For the past week, the rally has consumed Trump's attention, according to people familiar with the matter. The President invited Oklahoma's governor to the White House on Thursday for a roundtable that was also a venue for Trump to hype his event.
"We're going to be in Oklahoma. And it's a crowd like, I guess, nobody's seen before. We have tremendous, tremendous requests for tickets like, I think, probably has never happened politically before," Trump said. Later, during the same event, Trump appeared to be idly scrolling through his phone while two women business owners detailed their experience during the pandemic.
On Friday, with no events on his schedule, Trump appeared to be focused on the next day's rally. He threatened potential protesters on Twitter, saying they would not be afforded gentle treatment if they came to his event. Upon learning there would be a curfew in place on the three nights surrounding the rally, Trump phoned Tulsa's mayor to protest. Trump tweeted afterward the mayor had agreed to rescind the curfew for his supporters who were camped outside.

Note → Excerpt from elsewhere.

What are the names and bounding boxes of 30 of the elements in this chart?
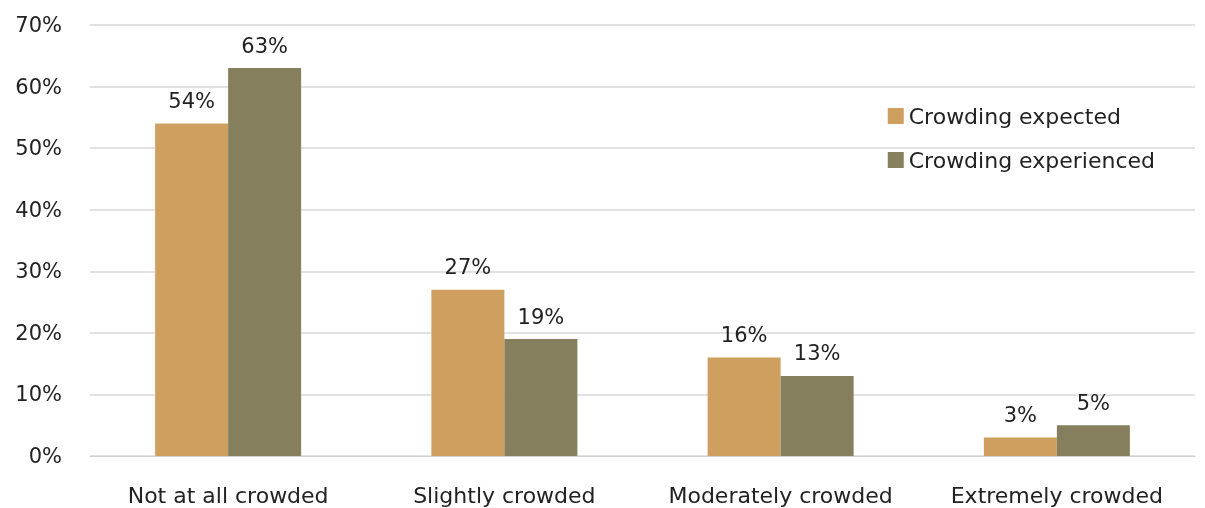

By the time he awoke on Saturday, Trump was enthusiastic about the evening ahead. But he soured when he turned on his television to find coverage not of massive crowds but of Berman, whose dismissal Trump did not anticipate would generate controversy and whose refusal to leave impeded upon coverage of the President's forthcoming rally.
Hours later -- as Vice President Mike Pence was stalled on his way to Tulsa while thunderstorms rolled over Joint Base Andrews -- Trump learned of the six staffers who had tested positive for coronavirus while they were advancing the President's rally. The campaign had initially not planned to test staff beforehand unless it was expected they would come into contact with the President, Vice President or one of his children, and was not planning to reveal that several staffers had tested positive. But the news leaked, and several campaign staffers found out about the cases from media reports, one of those officials told CNN.
Trump was furious when it was reported that several staffers had tested positive, believing it -- like Berman -- was overshadowing his event, the person said. By the time he was departing the White House for Tulsa, the jubilant resumption of rallies was already turning to resentment.
If there was one glimmer of light, it was the crowd.
"The event in Oklahoma is unbelievable. The crowds are unbelievable. They haven't seen anything like it," Trump said as he departed the South Lawn in Washington, DC.
It was a different story in Tulsa. The wide avenue where a stage had been erected for an overflow crowd in the tens of thousands was virtually vacant, and planned speeches there by Trump and Pence were scrapped. Inside the arena, it was only partly full as the President was arriving.
Murtaugh asserted that the smaller-than-expected crowds were partially a result of interference by protesters, though none of the CNN reporters and producers on the ground in Tulsa saw any incident with protesters trying to block supporters from attending.
Ultimately, aides said Tulsa was about something far more important than mere politicking; after a dreary stretch, the event was meant to provide Trump the adulation he craves and to re-energize him after weeks spent wallowing in sagging poll numbers and critical media coverage.
Trump told staff he wanted all of his surrogates on-hand when he landed in Tulsa on Saturday night, so aides invited dozens and chartered a private plane to transport them all. Photos from the flight show none wearing masks.
"I guarantee you after Saturday, if everything goes well, he's going to be in a much better mood," a Trump political adviser said. "He believes that he needs to be out there fighting and he feeds off the energy of the crowds."
After Trump finished speaking, a person familiar told CNN that two Secret Service agents had also tested positive for coronavirus.